Bu ülke cezaevi kampüsü haline getiriliyor
 
Türkiye’deki cezaevlerinde aslında tahliye zamanı gelmiş olmasına rağmen idari gözlem kurulunun puanlamaları -hakimlerin, savcıların dahi anlayamadığı puanlamalar- olması nedeniyle de; bunu gözleyen insanların cezaevlerindeki idareciler olması, bir mahkeme olmaması nedeniyle de insanlar yattıkları cezanın dışında, aslında cezaevinde bir kez daha cezaya maruz kalıyorlar. Asıl gündem yapmak istediğimiz sorunlardan biri de bu. Cezaevleri dolu mu? Boşalması isteniyor mu? Gerçekten tahliyesi gelen insanların dışarı çıkması isteniyor mu? Yoksa cezaevlerinde herkes kalmaya devam mı etsin? Biz A’dan başladık; F’ler, D’ler, C’ler, S’lere geldik şimdi. Tip tip cezaevleri yaparak bu ülkeyi büyük bir cezaevi kampüsü haline getirmeye devam ediyorlar. Türkiye’nin ve bütün kamuoyunun buna karar verme zamanıdır. Buna izin vermemeliyiz, gerçekten mahpusluk başka bir şeydir, mahkeme cezası başka bir şeydir. Ama burada gözlem kurullarının insanlar birbirine sarıldı diye, görüşçüsü geldiğinde birbirinin kardeşine yaşlı annesine belki bir refleksle sarıldı diye disiplin cezaları verilmesi akla ziyandır, faşizmdir. Bunun başka bir açıklaması yoktur."
 
‘Faşizmin körüklendiği bir ülkeye çevirdiniz’
 
Ardından söz alan HDP Hukuk ve İnsan Hakları Komisyonu üyesi Avukat Nuray Özdoğan, insan haklarına uygun adil bir ceza infaz sisteminin uygulanmasını istemek üzere cezaevine gittiklerini belirtti.  Nuray, “İçeride de cezaevi idareci ve memurların da ülke genelinde oluşan taraflaşmaya bağlı olarak siyasi bir taraflaşmanın ürünü olarak işlem yapmamasını, bu konuda eşit ve adil davranmasını söylemeye geldik.  Ülke ayrımcılığın ve faşizmin körüklendiği bir ülkeye çevrildi.
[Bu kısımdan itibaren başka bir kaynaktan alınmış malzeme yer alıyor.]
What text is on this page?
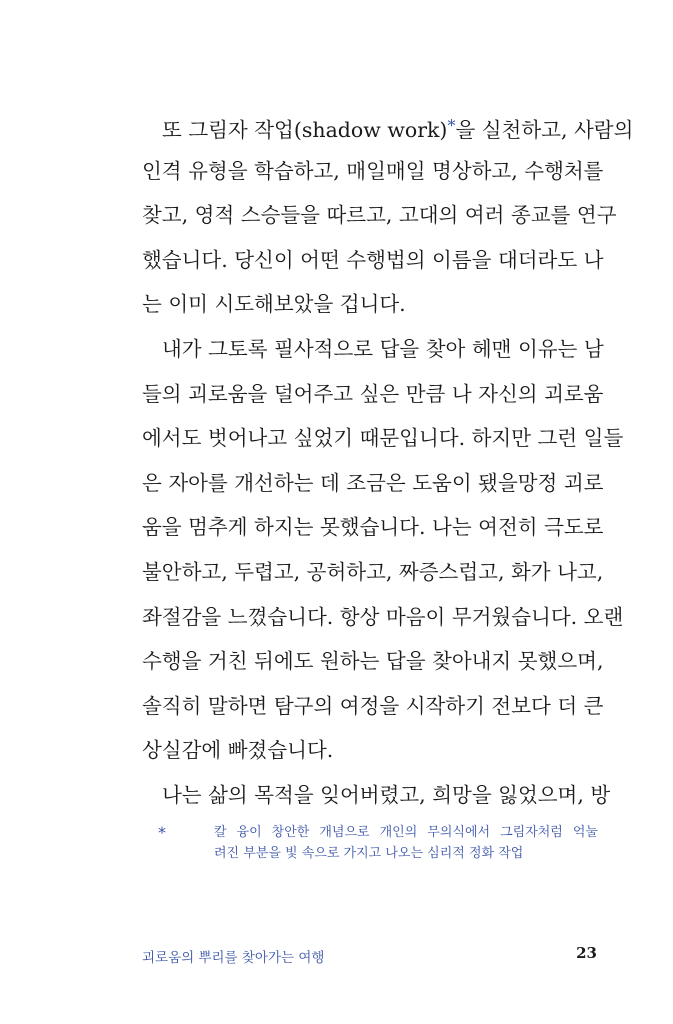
또 그림자 작업(shadow work)*을 실천하고, 사람의
인격 유형을 학습하고, 매일매일 명상하고, 수행처를
찾고, 영적 스승들을 따르고, 고대의 여러 종교를 연구
했습니다. 당신이 어떤 수행법의 이름을 대더라도 나
는 이미 시도해보았을 겁니다.
내가 그토록 필사적으로 답을 찾아 헤맨 이유는 남
들의 괴로움을 덜어주고 싶은 만큼 나 자신의 괴로움
에서도 벗어나고 싶었기 때문입니다. 하지만 그런 일들
은 자아를 개선하는 데 조금은 도움이 됐을망정 괴로
움을 멈추게 하지는 못했습니다. 나는 여전히 극도로
불안하고, 두렵고, 공허하고, 짜증스럽고, 화가 나고,
좌절감을 느꼈습니다. 항상 마음이 무거웠습니다. 오랜
수행을 거친 뒤에도 원하는 답을 찾아내지 못했으며,
솔직히 말하면 탐구의 여정을 시작하기 전보다 더 큰
상실감에 빠졌습니다.
나는 삶의 목적을 잊어버렸고, 희망을 잃었으며, 방
*	칼 융이 창안한 개념으로 개인의 무의식에서 그림자처럼 억눌
려진 부분을 빛 속으로 가지고 나오는 심리적 정화 작업
괴로움의 뿌리를 찾아가는 여행	23
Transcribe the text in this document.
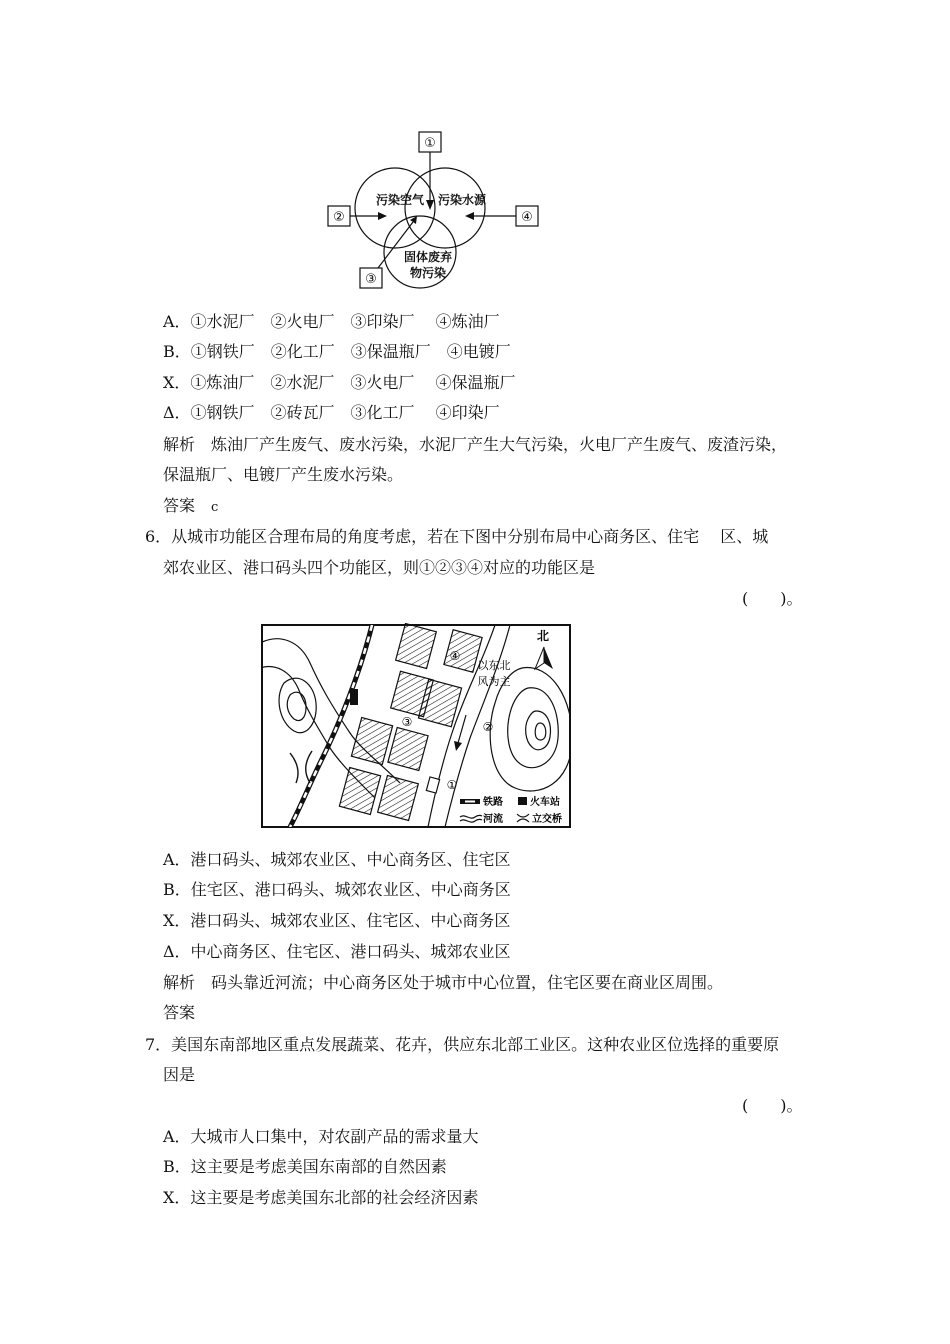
①
②	④
③
污染空气 污染水源
固体废弃
物污染
A．①水泥厂　②火电厂　③印染厂　 ④炼油厂
B．①钢铁厂　②化工厂　③保温瓶厂　④电镀厂
Χ．①炼油厂　②水泥厂　③火电厂　 ④保温瓶厂
Δ．①钢铁厂　②砖瓦厂　③化工厂　 ④印染厂
解析　炼油厂产生废气、废水污染，水泥厂产生大气污染，火电厂产生废气、废渣污染，
保温瓶厂、电镀厂产生废水污染。
答案　ⅽ
6．从城市功能区合理布局的角度考虑，若在下图中分别布局中心商务区、住宅　 区、城
郊农业区、港口码头四个功能区，则①②③④对应的功能区是
(　　)。
北
以东北
风为主
④
③	②
①
铁路	火车站
河流	立交桥
A．港口码头、城郊农业区、中心商务区、住宅区
B．住宅区、港口码头、城郊农业区、中心商务区
Χ．港口码头、城郊农业区、住宅区、中心商务区
Δ．中心商务区、住宅区、港口码头、城郊农业区
解析　码头靠近河流；中心商务区处于城市中心位置，住宅区要在商业区周围。
答案
7．美国东南部地区重点发展蔬菜、花卉，供应东北部工业区。这种农业区位选择的重要原
因是
(　　)。
A．大城市人口集中，对农副产品的需求量大
B．这主要是考虑美国东南部的自然因素
Χ．这主要是考虑美国东北部的社会经济因素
Bunun cezaevlerine yansıması demek içeride bir kâbus demektir. Bunun önlenmesi için geldik” dedi.
 
Adalet Bakanlığı’na seslendi
 
Cezaevi idaresinin kendilerine “örgüt üyesi” tanımına karşılık hukuki olarak cevap vereceklerini dile getiren Nuray, şöyle konuştu: “Şikâyet mekanizmalarını işleteceğiz. Bize bu beyanı söyleyen idarecinin, içeride tutsak olanlara nasıl bir tutum sergileyeceğinin endişesi içindeyiz. Ayrımcı olmayan eşit bir infaz sistemi, siyasi görüşünden dolayı kimseyi yargılamayan bir infaz sistemi, mesleğini yapmaya çalışan avukatların da mesleğini yaptığı için yargılamayan bir idari sistem talep ediyoruz. Özellikle, Adalet Bakanlığı’na seslenmek isteriz” diye konuştu.